Name________________________________
This assignment is worth 100 points. Each problem/part is
worth 5 points each.
Due Date: ThursdayMay 21, 2020 by 11:59p.m. EST.
You do not have to type your responses. If you wish to
provide hand-written work and scan your document, that is fine. Upload your
final document with complete responses to the ‘Test of Association Assignment’
in Canvas.
1. Some students in the masters of analytics
program at Harrisburg University claim they are really good at soccer. To see
whether there is an association among students and faculty in terms of the
goals they can score in a soccer game, the analytics faculty invited students and
teaching assistants (Ph.D. students) to play in soccer matches. Every player was allowed to play in only one match.
Over many matches, we counted the number of players who scored goals.

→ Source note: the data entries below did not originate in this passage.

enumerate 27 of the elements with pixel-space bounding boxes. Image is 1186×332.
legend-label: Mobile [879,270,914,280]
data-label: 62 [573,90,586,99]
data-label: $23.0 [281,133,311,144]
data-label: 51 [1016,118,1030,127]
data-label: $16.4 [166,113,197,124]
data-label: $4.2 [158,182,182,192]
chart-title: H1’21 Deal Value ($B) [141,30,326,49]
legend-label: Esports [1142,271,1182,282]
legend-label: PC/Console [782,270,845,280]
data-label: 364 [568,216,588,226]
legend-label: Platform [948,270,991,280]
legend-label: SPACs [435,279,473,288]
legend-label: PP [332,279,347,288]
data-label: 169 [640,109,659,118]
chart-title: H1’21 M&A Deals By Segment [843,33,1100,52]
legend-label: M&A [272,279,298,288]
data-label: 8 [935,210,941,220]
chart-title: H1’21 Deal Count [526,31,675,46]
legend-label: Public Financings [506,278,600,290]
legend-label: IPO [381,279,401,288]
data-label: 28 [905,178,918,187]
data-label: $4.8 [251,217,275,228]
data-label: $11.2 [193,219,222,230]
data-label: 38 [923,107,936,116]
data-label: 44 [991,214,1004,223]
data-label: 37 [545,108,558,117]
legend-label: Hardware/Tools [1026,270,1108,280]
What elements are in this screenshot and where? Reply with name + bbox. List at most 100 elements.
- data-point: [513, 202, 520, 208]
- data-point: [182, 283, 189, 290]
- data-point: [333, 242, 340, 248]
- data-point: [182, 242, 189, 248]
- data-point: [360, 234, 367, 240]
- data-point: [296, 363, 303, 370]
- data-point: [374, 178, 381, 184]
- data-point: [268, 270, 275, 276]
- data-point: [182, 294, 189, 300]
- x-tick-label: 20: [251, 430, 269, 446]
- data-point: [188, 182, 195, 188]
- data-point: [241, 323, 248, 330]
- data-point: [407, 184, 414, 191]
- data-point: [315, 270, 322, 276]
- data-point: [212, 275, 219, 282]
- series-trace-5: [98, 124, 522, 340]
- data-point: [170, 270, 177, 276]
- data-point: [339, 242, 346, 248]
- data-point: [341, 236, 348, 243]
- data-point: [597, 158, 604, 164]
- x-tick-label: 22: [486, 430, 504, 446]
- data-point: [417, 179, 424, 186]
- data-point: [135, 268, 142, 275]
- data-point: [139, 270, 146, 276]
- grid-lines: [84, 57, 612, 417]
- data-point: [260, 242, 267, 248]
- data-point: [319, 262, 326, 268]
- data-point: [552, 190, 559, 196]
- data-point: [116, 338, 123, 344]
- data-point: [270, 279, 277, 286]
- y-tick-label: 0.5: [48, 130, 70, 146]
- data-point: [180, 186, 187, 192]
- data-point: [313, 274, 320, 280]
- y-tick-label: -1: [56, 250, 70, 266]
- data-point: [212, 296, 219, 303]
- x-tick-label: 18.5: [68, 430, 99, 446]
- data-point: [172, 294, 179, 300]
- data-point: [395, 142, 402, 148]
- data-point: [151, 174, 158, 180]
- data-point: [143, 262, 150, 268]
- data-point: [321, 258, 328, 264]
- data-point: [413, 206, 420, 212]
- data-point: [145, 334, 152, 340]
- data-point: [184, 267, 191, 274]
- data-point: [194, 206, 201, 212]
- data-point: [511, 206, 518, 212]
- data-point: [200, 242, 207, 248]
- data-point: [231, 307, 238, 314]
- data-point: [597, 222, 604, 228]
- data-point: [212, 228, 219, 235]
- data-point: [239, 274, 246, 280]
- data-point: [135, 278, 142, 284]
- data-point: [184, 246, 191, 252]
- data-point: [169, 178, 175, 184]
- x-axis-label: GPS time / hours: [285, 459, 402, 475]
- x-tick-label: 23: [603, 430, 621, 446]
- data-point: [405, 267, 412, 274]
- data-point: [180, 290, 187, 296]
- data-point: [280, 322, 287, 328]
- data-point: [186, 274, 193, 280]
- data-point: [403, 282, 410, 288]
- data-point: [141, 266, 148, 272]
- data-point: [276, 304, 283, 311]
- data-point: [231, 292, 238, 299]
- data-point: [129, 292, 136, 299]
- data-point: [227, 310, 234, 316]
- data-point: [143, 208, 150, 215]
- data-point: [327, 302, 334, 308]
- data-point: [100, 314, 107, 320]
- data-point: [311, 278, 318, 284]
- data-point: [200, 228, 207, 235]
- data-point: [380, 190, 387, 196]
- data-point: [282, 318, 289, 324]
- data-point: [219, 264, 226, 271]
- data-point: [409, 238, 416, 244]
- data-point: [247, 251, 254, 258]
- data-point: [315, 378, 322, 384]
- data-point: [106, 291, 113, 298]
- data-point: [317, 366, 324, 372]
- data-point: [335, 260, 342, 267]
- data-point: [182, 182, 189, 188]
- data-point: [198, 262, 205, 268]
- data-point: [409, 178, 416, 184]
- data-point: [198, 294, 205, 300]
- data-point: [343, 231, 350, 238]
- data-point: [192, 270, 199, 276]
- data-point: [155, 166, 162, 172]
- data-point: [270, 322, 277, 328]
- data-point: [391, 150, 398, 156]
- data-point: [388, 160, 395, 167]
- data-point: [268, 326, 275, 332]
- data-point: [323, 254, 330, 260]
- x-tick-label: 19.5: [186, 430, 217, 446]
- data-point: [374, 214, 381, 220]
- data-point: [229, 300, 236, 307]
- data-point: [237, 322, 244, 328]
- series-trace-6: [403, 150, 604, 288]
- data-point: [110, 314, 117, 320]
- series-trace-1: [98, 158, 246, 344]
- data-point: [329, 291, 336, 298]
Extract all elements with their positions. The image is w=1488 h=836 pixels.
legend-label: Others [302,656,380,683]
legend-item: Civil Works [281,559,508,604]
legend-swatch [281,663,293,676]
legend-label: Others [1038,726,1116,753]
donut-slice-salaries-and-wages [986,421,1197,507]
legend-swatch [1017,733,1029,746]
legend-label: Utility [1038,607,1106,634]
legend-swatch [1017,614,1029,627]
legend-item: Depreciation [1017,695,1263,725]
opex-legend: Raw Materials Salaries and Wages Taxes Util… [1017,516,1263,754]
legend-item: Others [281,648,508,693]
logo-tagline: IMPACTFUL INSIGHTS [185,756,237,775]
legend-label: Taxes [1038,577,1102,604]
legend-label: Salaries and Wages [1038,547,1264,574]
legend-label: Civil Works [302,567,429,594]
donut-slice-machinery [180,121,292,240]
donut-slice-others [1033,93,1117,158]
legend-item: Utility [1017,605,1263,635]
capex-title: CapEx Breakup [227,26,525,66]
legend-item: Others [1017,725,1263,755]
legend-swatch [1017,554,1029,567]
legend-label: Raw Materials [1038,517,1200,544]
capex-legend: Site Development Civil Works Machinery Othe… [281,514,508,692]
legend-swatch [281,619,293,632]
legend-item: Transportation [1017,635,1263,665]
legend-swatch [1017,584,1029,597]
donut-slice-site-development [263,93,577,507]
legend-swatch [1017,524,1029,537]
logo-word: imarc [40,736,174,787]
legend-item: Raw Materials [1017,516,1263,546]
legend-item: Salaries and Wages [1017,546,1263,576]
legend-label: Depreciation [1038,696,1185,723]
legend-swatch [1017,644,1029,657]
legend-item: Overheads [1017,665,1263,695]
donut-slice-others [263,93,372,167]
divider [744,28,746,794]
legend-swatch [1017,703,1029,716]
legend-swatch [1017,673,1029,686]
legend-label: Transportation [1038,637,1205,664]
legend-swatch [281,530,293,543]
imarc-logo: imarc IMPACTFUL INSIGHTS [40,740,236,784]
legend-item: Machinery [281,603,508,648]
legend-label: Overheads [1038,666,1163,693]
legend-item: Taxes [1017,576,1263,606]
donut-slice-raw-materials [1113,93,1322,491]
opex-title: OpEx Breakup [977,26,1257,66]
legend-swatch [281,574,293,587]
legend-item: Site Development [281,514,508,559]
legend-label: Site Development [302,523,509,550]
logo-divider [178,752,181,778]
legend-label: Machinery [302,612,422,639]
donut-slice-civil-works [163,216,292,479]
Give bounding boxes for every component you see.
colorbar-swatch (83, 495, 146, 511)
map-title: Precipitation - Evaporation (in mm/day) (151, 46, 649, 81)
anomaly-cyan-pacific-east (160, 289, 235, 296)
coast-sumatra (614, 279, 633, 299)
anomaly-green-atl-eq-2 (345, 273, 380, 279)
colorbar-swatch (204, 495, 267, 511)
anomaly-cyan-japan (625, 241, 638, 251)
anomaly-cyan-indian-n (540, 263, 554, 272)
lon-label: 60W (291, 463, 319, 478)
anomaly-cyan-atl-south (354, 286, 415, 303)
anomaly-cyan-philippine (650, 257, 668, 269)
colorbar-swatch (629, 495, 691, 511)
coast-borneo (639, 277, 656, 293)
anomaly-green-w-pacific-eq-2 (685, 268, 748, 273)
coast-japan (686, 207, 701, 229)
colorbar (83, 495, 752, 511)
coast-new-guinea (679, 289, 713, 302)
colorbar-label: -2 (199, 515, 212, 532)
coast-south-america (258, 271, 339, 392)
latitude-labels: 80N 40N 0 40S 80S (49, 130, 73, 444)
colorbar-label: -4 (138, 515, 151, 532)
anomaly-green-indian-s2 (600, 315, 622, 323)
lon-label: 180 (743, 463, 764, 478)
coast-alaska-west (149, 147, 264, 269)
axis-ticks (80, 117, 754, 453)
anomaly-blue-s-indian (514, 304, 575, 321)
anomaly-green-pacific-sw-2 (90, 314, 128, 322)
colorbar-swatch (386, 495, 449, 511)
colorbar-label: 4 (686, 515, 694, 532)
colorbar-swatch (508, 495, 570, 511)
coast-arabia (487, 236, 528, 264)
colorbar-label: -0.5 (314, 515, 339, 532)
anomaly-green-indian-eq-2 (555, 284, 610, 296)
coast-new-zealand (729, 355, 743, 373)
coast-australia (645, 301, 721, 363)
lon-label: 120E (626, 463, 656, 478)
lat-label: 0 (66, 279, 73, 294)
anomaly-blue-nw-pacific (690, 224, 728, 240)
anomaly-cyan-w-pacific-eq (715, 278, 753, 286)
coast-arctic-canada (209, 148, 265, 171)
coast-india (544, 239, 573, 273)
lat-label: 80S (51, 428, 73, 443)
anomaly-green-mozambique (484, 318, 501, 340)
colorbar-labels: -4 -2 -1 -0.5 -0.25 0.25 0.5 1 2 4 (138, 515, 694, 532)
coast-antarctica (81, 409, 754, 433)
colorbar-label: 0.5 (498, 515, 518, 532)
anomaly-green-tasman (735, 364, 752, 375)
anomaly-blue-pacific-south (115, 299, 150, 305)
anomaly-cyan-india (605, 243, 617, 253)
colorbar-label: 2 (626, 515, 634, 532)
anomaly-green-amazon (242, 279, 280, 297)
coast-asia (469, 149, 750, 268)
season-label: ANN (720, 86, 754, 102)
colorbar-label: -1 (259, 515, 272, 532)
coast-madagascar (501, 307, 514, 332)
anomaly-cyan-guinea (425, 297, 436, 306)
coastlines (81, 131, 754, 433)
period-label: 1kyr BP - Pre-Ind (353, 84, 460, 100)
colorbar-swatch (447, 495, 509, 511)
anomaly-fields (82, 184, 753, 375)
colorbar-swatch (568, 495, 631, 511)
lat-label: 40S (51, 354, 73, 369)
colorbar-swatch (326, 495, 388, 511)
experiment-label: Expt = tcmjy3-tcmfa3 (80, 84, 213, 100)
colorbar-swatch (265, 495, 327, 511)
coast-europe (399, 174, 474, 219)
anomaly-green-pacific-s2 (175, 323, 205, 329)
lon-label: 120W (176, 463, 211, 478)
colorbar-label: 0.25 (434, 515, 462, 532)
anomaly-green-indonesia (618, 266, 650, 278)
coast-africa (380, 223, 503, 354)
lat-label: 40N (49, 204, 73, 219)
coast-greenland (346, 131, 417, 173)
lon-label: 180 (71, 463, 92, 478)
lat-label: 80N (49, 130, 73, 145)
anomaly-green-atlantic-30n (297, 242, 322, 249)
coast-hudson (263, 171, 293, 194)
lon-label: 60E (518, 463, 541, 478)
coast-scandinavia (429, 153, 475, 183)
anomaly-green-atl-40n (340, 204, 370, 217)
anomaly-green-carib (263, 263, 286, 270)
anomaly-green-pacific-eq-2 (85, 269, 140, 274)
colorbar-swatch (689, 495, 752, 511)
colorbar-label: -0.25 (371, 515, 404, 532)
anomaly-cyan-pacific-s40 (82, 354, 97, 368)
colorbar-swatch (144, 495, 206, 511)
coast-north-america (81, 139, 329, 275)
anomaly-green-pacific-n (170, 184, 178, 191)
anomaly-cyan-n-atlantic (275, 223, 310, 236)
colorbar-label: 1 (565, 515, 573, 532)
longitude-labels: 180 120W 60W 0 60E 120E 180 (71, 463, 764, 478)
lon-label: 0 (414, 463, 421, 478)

a. The soccer.txt file is attached to the
‘Test of Association Assignment’ in Canvas. Import this file into R. Copy and
paste your code below that shows where you imported the data. Name the data
frame that you create ‘soccer.’
library(readr)
b. When you examine the data frame you
imported into R, you will notice that it is not in the appropriate format for
performing a chi-square test. Using some of the R categorical functions that
you have learned in the course, convert the soccer data frame that you imported
in part a in to a table such that the Job
variable is on the rows and the Score variable
is on the columns. Name the table you create ‘soccer_t’. Copy and paste your code below that created the
table.
soccer_t <- read.delim("soccer.txt")
Table create
below
c. Develop the appropriate null and
alternative hypothesis for testing an association among these variables. State
the null and alternative hypothesis in the context of this problem.
H0: There is no
relationship between occupation with the frequency of scoring in a soccer
match.
H1:
There is a relationship between occupation with the frequency of scoring in a
soccer match.
d. Run the chi-square test in R using the
assocstats() function. Copy and paste your code and the output below. What is
the value of the chi-square test statistic? What is the p-value related to the
chi-square test statistic?
tab<- table(job,freq)
summary(assocstats(tab))
Chi-square test
statistic is 12
The p-value is
0.2851
e. Compute the χ2
test statistic that you obtained from the R output in part d. You should show your computations. Show the
computations of the expected counts. Provide a final table that includes the
observed counts with the expected counts in parenthesis for each cell. The
final table should have row and column margin totals and a grand total.
summary(chisq.test(tab))
f.
Does
the test statistic you found by hand in part e match the χ2 test statistic from the
assocstats() output in part d? State Yes or No.
No
g. Use the pchisq() function in R to find the
p-value associated with the χ2
test statistic. Copy and paste your code below.
Does the p-value you found with the pchisq() function match the p-value
from the assocstats() output in part d? State Yes or No.
YES
1-pchisq(12, 10, ncp = 0, lower.tail = TRUE, log.p = FALSE)
P value is 0.2850565 to four decimal places is 0.2851
hence it is similar to the p-value using assocstats ()
h. Using the p-value for this test, do you
reject or not reject the null hypothesis?
Accept the null
hypothesis
i.
State
a conclusion back in terms of the context of the problem.
The
null hypothesis is accepted because the p-value is greater than 0.05.